Within the oil and gas industry, the continuing search for and exploitation of oil and gas reservoirs has resulted in the development of directionally drilled boreholes, that is boreholes which extend away from vertical and which permit the borehole to extend into the reservoir to a greater extent than with conventional vertical well boreholes. This type of well borehole is often referred to as an Extended Reach Development well or “ERD” well and in many cases the well borehole is drilled at a high angle from vertical or horizontally for a considerable distance.
In order to transmit mechanical power downhole for the drilling process, or to prevent deferential sticking, it is typically necessary to manipulate drilling tubulars from surface, either by rotating the drill string from surface and/or by transmitting weight from the tubulars in the more vertical section of the wellbore to the drill bit at the bottom.
However, it will be recognised that in high angle or horizontal wellbores, the majority of the tubulars of the string will be lying on the low side of the borehole with their weight acting on the borehole wall. This generates considerable cumulative friction when the tubulars are manipulated from surface; this taking the form of torsional or rotational friction in the case where the tubulars are rotated. Torsional or rotational friction therefore becomes a significant limiting factor in the length of high angle and horizontal borehole that can be achieved in any given size of hole.
The main factor that contributes to this limitation is cumulative torque, which can be calculated from the vertical cumulative weight of the tubulars in the high angle and/or horizontal section multiplied by the friction coefficient (normally taken at between 0.2 and 0.3 for cased and open borehole respectively) multiplied by the radius at which borehole contact is made. By way of example, 10,000 ft. of drilling tubular in open borehole with an average vertical weight component of 26 lbs per linear ft. acting at a contact radius of 3.39 inches with a friction coefficient of 0.3 would generate a cumulative torque of 10,000×26×(3.39 divided by 12)×0.3=22,035 ft./lbf. At an average drilling rotational speed of 150 rpm this would result in the loss of approximately 100 horsepower in frictional losses.
This frictional loss will increase as a function of borehole length and will eventually reach a point where the mechanical power input at surface is totally consumed before it reaches the bottom of the borehole and the drilling process will cease to be possible well before this point is reached.
Additionally and perhaps more importantly, as the torsional friction losses increase so will the torsional input requirement at surface to the point where the threaded connections in the jointed drilling tubulars reaches a point approaching their makeup torque. Continuing to drill beyond this borehole distance therefore risks potential torsional failure or twist off of the drilling tubulars.
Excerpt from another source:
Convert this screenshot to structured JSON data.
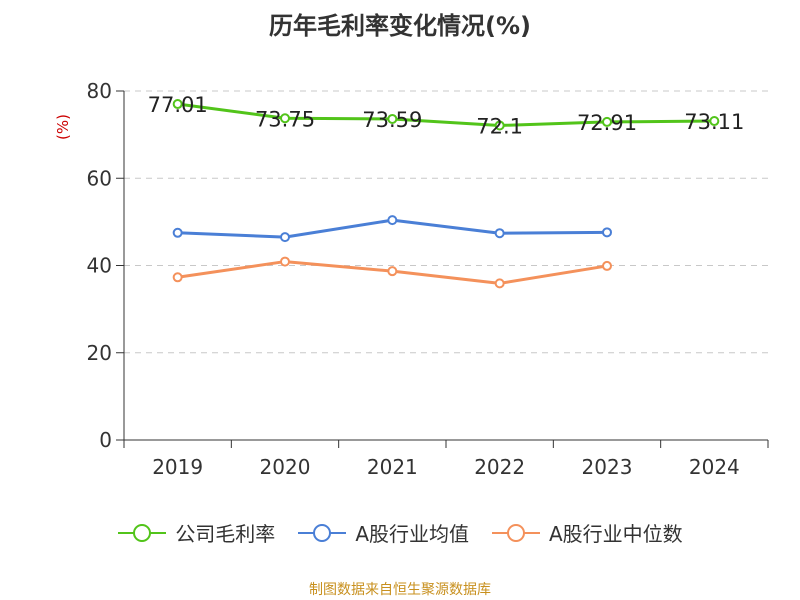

There are a number of downhole tools currently in use in the oil industry which seek to address friction loss and reduce the frictional coefficient of the rubbing contact of rotating tubulars lying on the low side of the borehole. Conventional tools generally consist of a non-rotating bearing sleeve mounted on the body of the drilling tubulars or mounted on a sub-based tool installed between the threaded connections of the drilling tubulars. However, there are a number of problems associated with these conventional types of non-rotating bearing sleeves. For example, there are problems associated the methods of fixture of non-rotating sleeve and bearings to the body of the tubulars; with the use of split sleeves and clamping mechanisms; bearing life limitations due to aggressive nature of drilling mud; sealed versus non-sealed bearings; cuttings debris tolerance; with the possibility of loss in hole of component parts in operation; and with temperature ratings of conventional bearings and seals.